Beware the Oikos

Beware the Oikos

Prior to the development of the formal concept of legal rights in the seventeenth century, ancient Greek society also provided a model of how rules of entitlement and ownership were regulated within the context of the household and the family. The Greek household was named the oikos. That word becomes the root (eco) for modern terms such as ecology and economy. As explained by Donald Worster, with respect to the term oecologie (ecology) as created by the German evolutionary scientist Ernst Haeckel in 1866:

Haeckel derived the new label from the same root found in the older word “economy”: the Greek oikos, referring originally to the family household and its daily operations and maintenance. Before the advent of modern political economy, men assumed that national economic affairs could be conceived of as merely extensions of the household keeper’s budget and larder (Worster (1977) p 192.).
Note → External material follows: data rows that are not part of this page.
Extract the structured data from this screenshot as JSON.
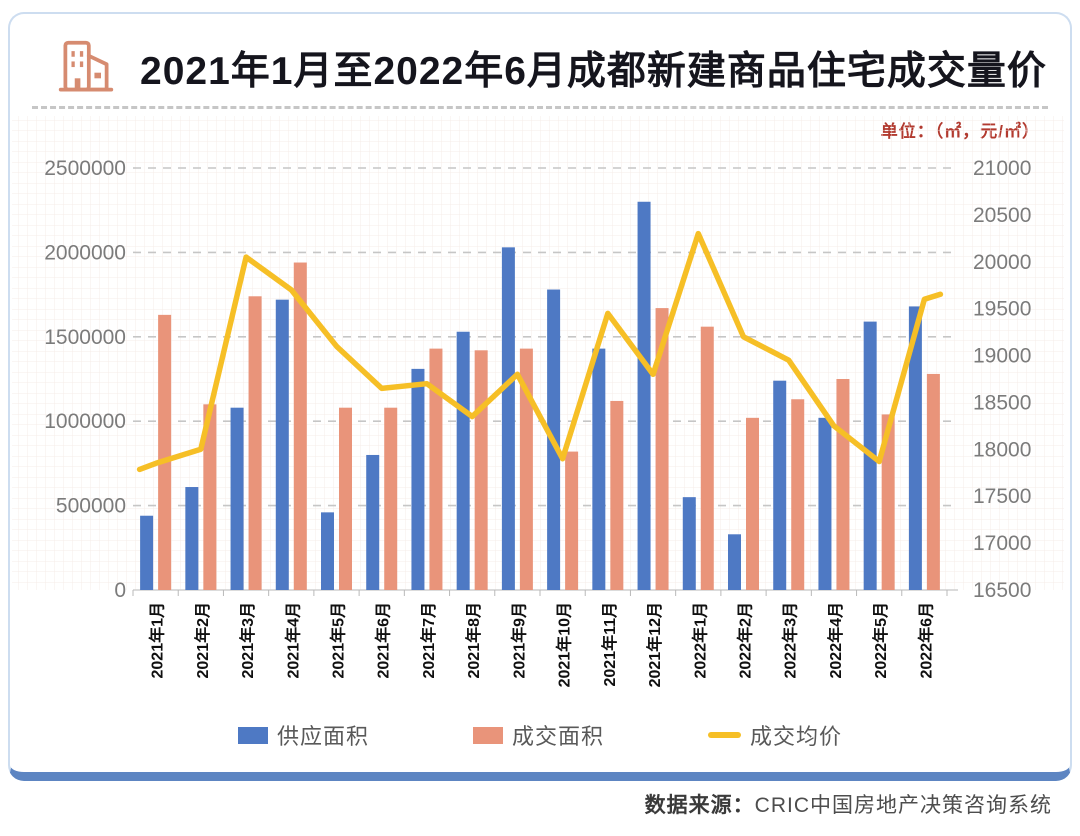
{
  "header": {
    "title_regular": "2021年1月至2022年6月",
    "title_bold": "成都新建商品住宅成交量价",
    "icon": "building-icon",
    "icon_color": "#d68b70"
  },
  "footer": {
    "label": "数据来源：",
    "source": "CRIC中国房地产决策咨询系统"
  },
  "chart_data": {
    "type": "bar+line",
    "title": "2021年1月至2022年6月成都新建商品住宅成交量价",
    "unit_label": "单位：（㎡，元/㎡）",
    "legend_position": "bottom",
    "grid": "fine mesh minor grid, dashed horizontal major gridlines",
    "categories": [
      "2021年1月",
      "2021年2月",
      "2021年3月",
      "2021年4月",
      "2021年5月",
      "2021年6月",
      "2021年7月",
      "2021年8月",
      "2021年9月",
      "2021年10月",
      "2021年11月",
      "2021年12月",
      "2022年1月",
      "2022年2月",
      "2022年3月",
      "2022年4月",
      "2022年5月",
      "2022年6月"
    ],
    "left_axis": {
      "min": 0,
      "max": 2500000,
      "step": 500000,
      "label_color": "#7b7b7b"
    },
    "right_axis": {
      "min": 16500,
      "max": 21000,
      "step": 500,
      "label_color": "#7b7b7b"
    },
    "series": [
      {
        "name": "供应面积",
        "type": "bar",
        "axis": "left",
        "color": "#4e79c4",
        "values": [
          440000,
          610000,
          1080000,
          1720000,
          460000,
          800000,
          1310000,
          1530000,
          2030000,
          1780000,
          1430000,
          2300000,
          550000,
          330000,
          1240000,
          1020000,
          1590000,
          1680000
        ]
      },
      {
        "name": "成交面积",
        "type": "bar",
        "axis": "left",
        "color": "#e9947a",
        "values": [
          1630000,
          1100000,
          1740000,
          1940000,
          1080000,
          1080000,
          1430000,
          1420000,
          1430000,
          820000,
          1120000,
          1670000,
          1560000,
          1020000,
          1130000,
          1250000,
          1040000,
          1280000
        ]
      },
      {
        "name": "成交均价",
        "type": "line",
        "axis": "right",
        "color": "#f6bf26",
        "values": [
          17850,
          18000,
          20050,
          19700,
          19100,
          18650,
          18700,
          18350,
          18800,
          17900,
          19450,
          18800,
          20300,
          19200,
          18950,
          18250,
          17870,
          19600
        ]
      }
    ]
  }
}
Running and ruling the oikos involved the head of a household (a male) managing the affairs of his family, his property and the functioning of the house (oikonomia). A male that rules an oikos had status in law to own property, vote on public affairs and obtain and hold positions in public office. Females and slaves had no such entitlements or ‘rights’ and could not participate in government. Being male and having entitlements to property and political power were inherent aspects of the formation of democracy in the 5th century. Again, the idea that these ‘rights’ excluded some humans (women, slaves, people of colour) is not a good foundation for inclusionary ethical concepts in the early 21st century. Patriarchy, male chauvinism, racism and slavery were all features of ancient Greek society and even the idea of proto-rights arising out of such an inegalitarian society raises doubts about the conceptual providence of any attempt to found rights on the oikos and the public policy and ‘management’ of all by privileged males in the polis.
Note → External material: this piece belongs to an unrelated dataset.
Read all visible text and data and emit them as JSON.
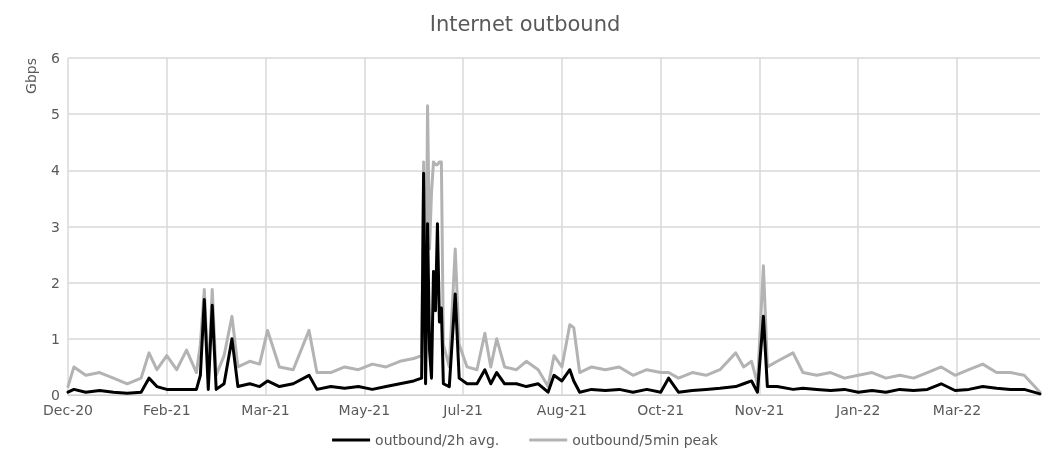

As consequence of our past beliefs, environmental impact assessment is founded on a mistaken concept of life and being. Individual ‘discrete’ species and identifiable ecosystems are abstractions and lead to the mistaken idea that we can ‘manage’ ecosystems much like we manage households or economies. The oikos approach to environmental management within what is now called ‘regenerative’ capitalism becomes enmeshed in the idea that identifiable parts of nature can be accounted for by conceptualising them as off-sets, enclosable, assets, biobanks and valued as ‘natural capital’ or ‘stock’ in the shop of life.

The evolution of rights, as we have seen, has been in lock-step with the rise of private labour, private property and capitalism and is now an essential component of its global ‘success’ under neo-liberal and conservative political ideology. The problem with ‘rights’ is that they are entirely compatible with a natural capital approach and fully supported by the abstractions of species, the identification of a hierachy of species (e.g., keystone species) and ecosystems. There is no doubt that ‘rights of nature’ and ‘natural capital’ are good bedfellows and this union is at the core of our extinction and climate crises on Earth right now. That bad marriage needs a divorce, not further counselling.

Excerpt from Albrecht, G.A. (2021) The Extinction of Rights and the Extantion of Ghehds, The Griffith Law Review, 2021, DOI: 10.1080/10383441.2020.1878596

AND …

“In many respects, especially for Indigenous people, the scientifically derived terms “ecology,” “ecological,” and “ecosystem” also fail to capture the emotional and cultural dimensions of the human relationship to land. They are useful terms in systems science but not so relevant to the expression of human emotions and the personification and animism of all aspects of life in Indigenous belief systems.

Ecosystems are abstractions, as it is impossible to know where an ecosystem starts and finishes. Although it may seem counter-intuitive, the use of terms such as “ecological” with respect to human psychological states might even be an inadvertent form of neo-colonization by the misuse of bioscience placed into indigenous belief systems.

More generally, given the dual origins of both economics and ecology in the Greek, ‘oikos’, defined as the management (rule) of the household, the use of ‘eco’ can take us in the direction of ecosystem services and ecosystem offsets where the ecological is expressed in purely monetary terms and subject to economic managerialism.

Because of the risks of cultural and fiscal colonizing, I have come to the conclusion that where possible, the applications of the discipline ‘ecology’ should be restricted to … bioscience. Human emotions with respect to the Earth, the psychoterratic, deserve to have defining terms that carry no such excess baggage.”

Excerpt. Negating Solastalgia: An Emotional Revolution from the Anthropocene to the Symbiocene,  American Imago 2020.